Les représentants de trois sociétés russes spécialisées dans l’exportation de céréales ont assuré à la BBC qu’ils n’achetaient pas de céréales ukrainiennes. Selon eux, il peut être importé en Russie principalement pour les besoins domestiques. Ils ont tous demandé l’anonymat pour des raisons de sécurité.

« Dans le cadre des sanctions actuellement en place dans le système bancaire, lorsque je reçois de l’argent à l’étranger, je dois prouver que j’ai acheté des céréales expédiées de Russie à des producteurs russes. Les fermes collectives, les agriculteurs, peu importe. Je fournirai ces documents, personne ne me paiera. Je ne peux pas inventer de papiers fictifs », explique un autre exportateur. Son collègue dit que pour l’exportation de céréales, par exemple, il faut fournir des documents phytosanitaires sur son origine.
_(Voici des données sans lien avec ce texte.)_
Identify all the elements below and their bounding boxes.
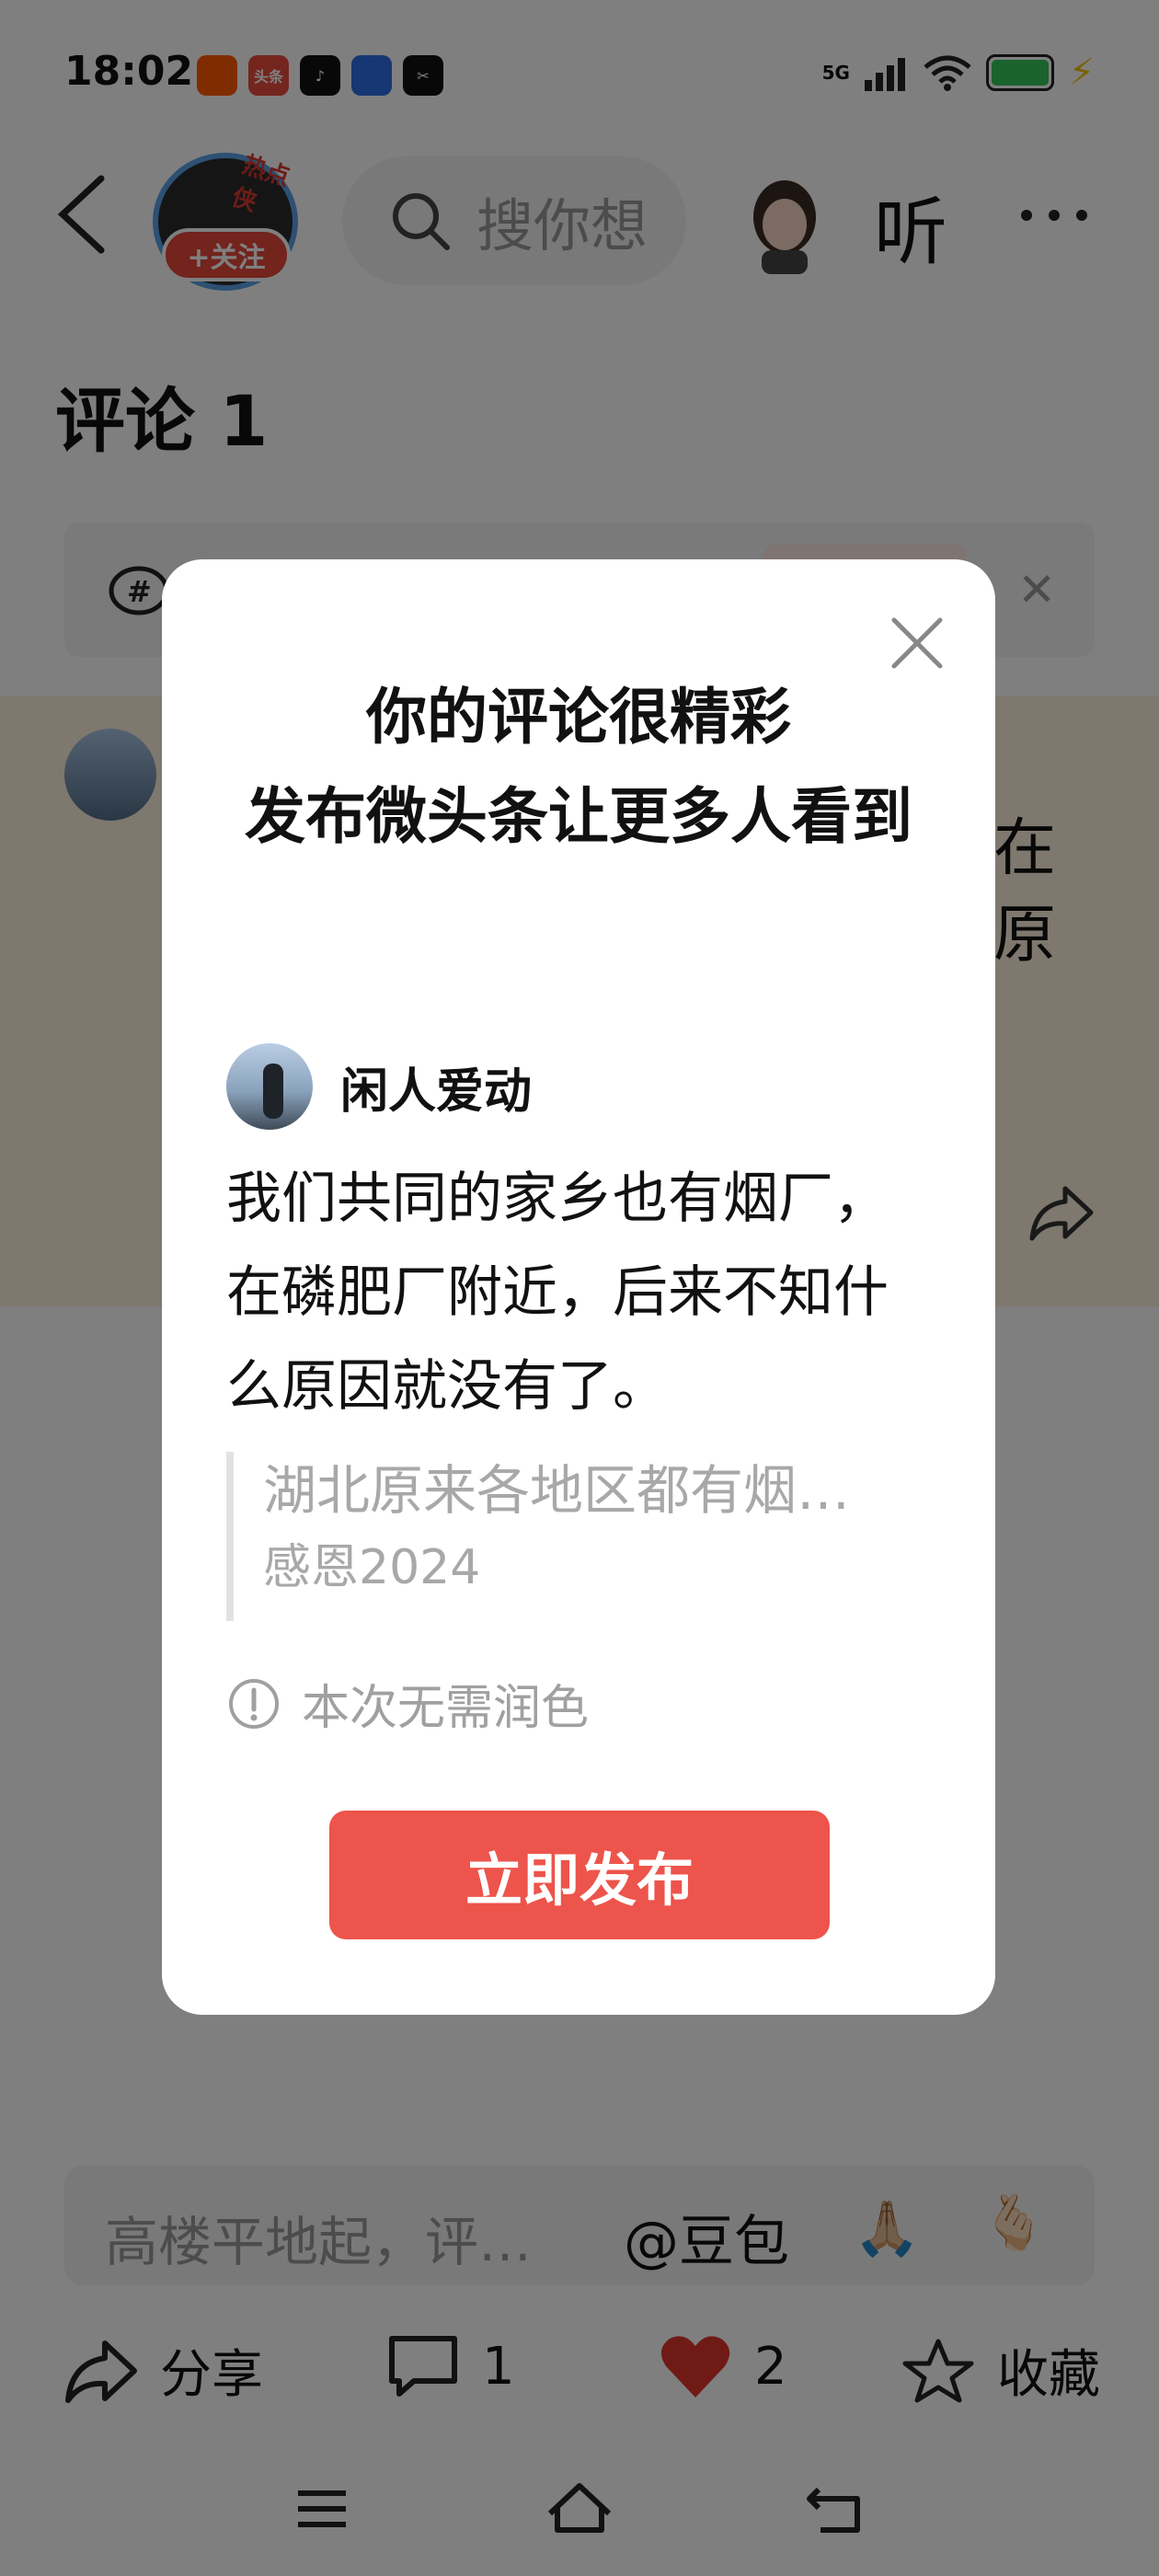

Mais certains documents d’agriculteurs des territoires occupés sont déjà contraints de signer, explique Serhiy Khlan, conseiller du chef de l’administration régionale de l’État de Kherson. « Peut-être qu’ils essaient de légaliser l’origine du grain », a-t-il dit.

Selon Andriy Sizov, plus les volumes sont importants, plus il est difficile de les « blanchir » pour l’exportation. Dans ces conditions, le grain peut être envoyé dans des endroits où aucun document spécial n’est requis, c’est-à-dire en Syrie – là où le vraquier Matros Pozynych a laissé sa cargaison.

Cependant, les commerçants russes ont déjà de l’expérience dans le « blanchiment » des céréales ukrainiennes. Depuis huit ans, à partir de 2014, les céréales des « RPD » et « LPR » autoproclamés arrivent en Russie. Dans le même temps, ces régions, contrairement aux oblasts de Kherson et de Zaporizhia, ne sont pas spécialisées dans les céréales et les volumes étaient nettement inférieurs.

Le schéma avait l’air très simple: des intermédiaires prenaient le grain des agriculteurs du Donbass (vers la Russie), passaient les douanes, payaient tout en espèces, par l’intermédiaire des banques russes. Déchargés dans les entrepôts des acheteurs russes, et ils vendaient déjà le grain en tant que russe. Tout a été fait officiellement, le grain est venu de Russie comme le nôtre « , – raconte le propriétaire d’une grande économie agro-industrielle.

Le ministère russe de l’Agriculture n’a pas répondu à une demande de la BBC.

Lorsque des militaires russes et des hommes en civil se sont présentés au grenier d’un homme d’affaires de Zaporizhzhya qui avait dû quitter son domicile à cause de la guerre, ils ont dit au garde : « N’emportez rien, nous allons nous débrouiller ici maintenant.